"Erasing shadows with AI"
A two-stage pipeline that automatically detects and removes shadows from crude oil storage tank images captured via satellite/aerial photography. Uses YOLOv8 for shadow detection and Vision Transformer (ShadowFormer) for shadow removal to restore clean imagery.
When monitoring crude oil tank inventory via satellite imagery, shadows cast by tank structures cause serious issues. Shadow artifacts degrade tank boundary detection accuracy and introduce errors in oil volume estimation. Previously required manual correction or crude filtering.
Designed a two-stage pipeline: YOLOv8 precisely masks shadow regions, then ShadowFormer (Vision Transformer) restores those regions to original quality. Trained 11 model versions to find the optimal accuracy-speed combination, with a Flask web demo for easy testing.

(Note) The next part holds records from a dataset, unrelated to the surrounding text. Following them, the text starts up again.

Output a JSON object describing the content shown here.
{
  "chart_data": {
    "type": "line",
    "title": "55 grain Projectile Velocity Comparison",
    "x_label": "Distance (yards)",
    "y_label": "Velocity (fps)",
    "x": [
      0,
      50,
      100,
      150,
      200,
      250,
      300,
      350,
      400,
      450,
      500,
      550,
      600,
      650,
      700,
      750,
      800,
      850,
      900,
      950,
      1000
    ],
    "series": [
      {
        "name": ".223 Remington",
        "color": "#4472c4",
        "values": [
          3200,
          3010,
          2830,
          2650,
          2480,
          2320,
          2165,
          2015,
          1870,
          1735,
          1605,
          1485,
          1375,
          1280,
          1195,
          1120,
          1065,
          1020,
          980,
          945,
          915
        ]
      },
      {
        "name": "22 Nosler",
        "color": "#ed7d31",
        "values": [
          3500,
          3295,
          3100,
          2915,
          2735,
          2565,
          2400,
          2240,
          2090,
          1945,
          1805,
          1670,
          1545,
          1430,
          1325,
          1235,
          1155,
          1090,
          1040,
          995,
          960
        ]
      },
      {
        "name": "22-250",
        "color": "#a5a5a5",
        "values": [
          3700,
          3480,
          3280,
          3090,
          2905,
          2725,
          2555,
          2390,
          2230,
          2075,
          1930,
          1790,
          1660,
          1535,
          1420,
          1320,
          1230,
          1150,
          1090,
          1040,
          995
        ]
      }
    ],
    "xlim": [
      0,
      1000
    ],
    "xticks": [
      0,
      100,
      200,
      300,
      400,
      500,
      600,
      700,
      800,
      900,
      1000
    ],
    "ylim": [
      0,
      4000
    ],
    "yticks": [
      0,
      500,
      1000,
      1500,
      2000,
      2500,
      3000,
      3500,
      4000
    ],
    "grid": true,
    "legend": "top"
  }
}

Detects tank shadows in satellite images using 5 YOLOv8 model sizes (nano to xlarge). Instance segmentation generates precise binary masks.
Vision Transformer with window-based local attention restores shadow regions to original quality. Tile-based inference handles large satellite images.
Evaluates PSNR, SSIM, and RMSE separately for shadow and non-shadow regions. Perceptual quality measured in LAB color space.
Web interface for image upload, model selection, result visualization, and download.